Not surprisingly, mice with compromised immune systems require special care and housing compared to immune-competent animals. Like all laboratory mice, they should be maintained in specific pathogen-free (SPF) rooms that are carefully monitored for the presence of mouse pathogens. For immunodeficient mice, however, the barrier level – that is, the restrictions on which organisms are permitted in the room – needs to be higher.
The specific nature of the animals’ immune deficiencies will dictate what additional care is required. Many inbred strains, including NOD/ShiLtJ, SWR/J and A/J mice are C5 (hemolytic) complement deficient (Hc<0>), but these mice thrive under standard-barrier conditions. C3H/HeJ and C57BL/10ScN mice, which are deficient in Tlr4, also do well under relatively low-barrier conditions, but care must be taken to minimize their exposure to gram-negative bacteria such as Pseudomonas and Helicobacter since these mice are more susceptible to infection from these pathogens than other strains.
Severely immunocompromised mice, such as nude (Foxn1<nu>), scid (Prkdc<scid>), Rag1-deficient (Rag1<tm1Mom>) and NSG (NOD.Cg-Prkdc<scid> Il2rg<tm1Wjl>/SzJ (005557)) mutant mice require very high barriers that exclude most organisms that infect mice, including many that normally do not evoke clinical illness in immune-competent animals . In addition, T cell receptor (TCR) transgenic mice such as OT-1 (C57BL/6-Tg(TcraTcrb)1100Mjb/J (003831)) and OT-2 (B6.Cg-Tg(TcraTcrb)425Cbn/J (004194)) mice should be housed under high barrier conditions. Although they have functional B and T cells, the transgenes that they carry direct expression of rearranged TCRs, which limits the T cell-based immune responses to one or only a few antigens. TCR transgenic mice, therefore, are significantly immunocompromised.
At JAX, our production rooms are divided among three barrier levels – “standard,” “high” and “maximum.” Severely immunocompromised mice are housed in maximum-barrier facilities. Below are the conditions that we recommend for housing the most severely immune-compromised animals:
• Use microisolator (filter bonneted) or pressurized, individually ventilated cages (PIV/IVC).

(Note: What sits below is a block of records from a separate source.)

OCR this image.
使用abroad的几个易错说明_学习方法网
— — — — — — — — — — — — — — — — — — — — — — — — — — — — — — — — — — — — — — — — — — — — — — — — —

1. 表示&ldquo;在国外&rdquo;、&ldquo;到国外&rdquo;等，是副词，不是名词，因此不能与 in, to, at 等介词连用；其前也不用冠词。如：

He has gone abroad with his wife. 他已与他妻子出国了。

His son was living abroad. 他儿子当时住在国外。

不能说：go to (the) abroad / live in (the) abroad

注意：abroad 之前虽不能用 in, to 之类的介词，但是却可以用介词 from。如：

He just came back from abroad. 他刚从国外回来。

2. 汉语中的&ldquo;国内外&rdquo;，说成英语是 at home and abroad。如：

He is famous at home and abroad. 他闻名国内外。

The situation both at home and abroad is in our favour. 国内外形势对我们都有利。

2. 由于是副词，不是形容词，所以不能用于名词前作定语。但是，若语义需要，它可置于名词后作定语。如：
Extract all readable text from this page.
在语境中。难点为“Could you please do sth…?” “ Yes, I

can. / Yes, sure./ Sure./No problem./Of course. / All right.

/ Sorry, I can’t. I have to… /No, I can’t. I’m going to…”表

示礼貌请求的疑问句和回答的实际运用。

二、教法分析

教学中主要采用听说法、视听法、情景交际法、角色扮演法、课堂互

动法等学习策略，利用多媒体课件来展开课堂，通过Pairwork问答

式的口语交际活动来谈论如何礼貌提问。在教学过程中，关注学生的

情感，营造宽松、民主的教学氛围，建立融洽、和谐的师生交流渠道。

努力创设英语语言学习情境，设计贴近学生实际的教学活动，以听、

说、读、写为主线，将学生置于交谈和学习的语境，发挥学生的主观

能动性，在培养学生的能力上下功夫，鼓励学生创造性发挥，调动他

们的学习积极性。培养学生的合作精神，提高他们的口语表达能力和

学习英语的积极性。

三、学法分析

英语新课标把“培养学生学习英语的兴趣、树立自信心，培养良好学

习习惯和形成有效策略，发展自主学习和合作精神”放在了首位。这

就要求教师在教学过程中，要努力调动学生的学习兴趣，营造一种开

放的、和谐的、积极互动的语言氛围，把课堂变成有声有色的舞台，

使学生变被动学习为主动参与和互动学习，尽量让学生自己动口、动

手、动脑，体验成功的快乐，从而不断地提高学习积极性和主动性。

• Sterilize or disinfect food, water, bedding, cages and anything that will come in contact with the mice. Water should be acidified to pH2.5-3.0 to control Psuedomonas species contamination.
• Only personnel involved in care of the mice should have access to the mouse room, and caretakers should wear personal, protective equipment – sterile scrubs, frocks, gloves, masks and hair coverings – at all times. All skin surfaces should be covered to prevent the spread of bacteria to the mice.
• Cages should be changed under a laminar flow hood. Hands should be disinfected after opening the cage lid, reaching within the cage, or removing your gloved hands from the hood. Disinfect the hood between changes.
• Change cages weekly to prevent the introduction of minimal-inoculating doses of opportunistic or commensal organisms in the cage environment.
In general, we do not recommend treating mice, even immunodeficient mice, with antibiotics prophylactically. Such treatments are unnecessary if proper barrier conditions are maintained and may encourage the development of resistant pathogens. Under circumstances in which immunocompromised mice must be housed in a lower-barrier facility, then prophylactic treatment might be considered. Consult with your facilities veterinary staff for their recommendations.
The conditions listed above are ideal for maintaining immunocompromised mice. But suitable high-barrier rooms may not be available at all facilities, and space shortages may require housing immunodeficient strains under less than ideal conditions. For a review of procedures for establishing and maintaining as germ-free an environment as possible without the use of a barrier facility, see: RS Sedlacek et al., 1980, Development and operation of a stable limited defined flora mouse colony. Pp 197-201 in Animal Quality and Models in Biomedical Research, A. Spiegel et al., eds. Proceedings of the 7th Symposium of the International Council for Laboratory Animal Science (ICLAS) held August 21-23, 1979 in Utrecht, The Netherlands. Stuttgart: Gustav Fischer Verlag.
Another overall great resource on the care and husbandry of immunodeficient mice is “Immunodeficient Rodents: A Guide to Their Immunology, Husbandry and Use.” With careful handling and attention to the above details, your immunodeficient mice should lead a healthy and disease-free life!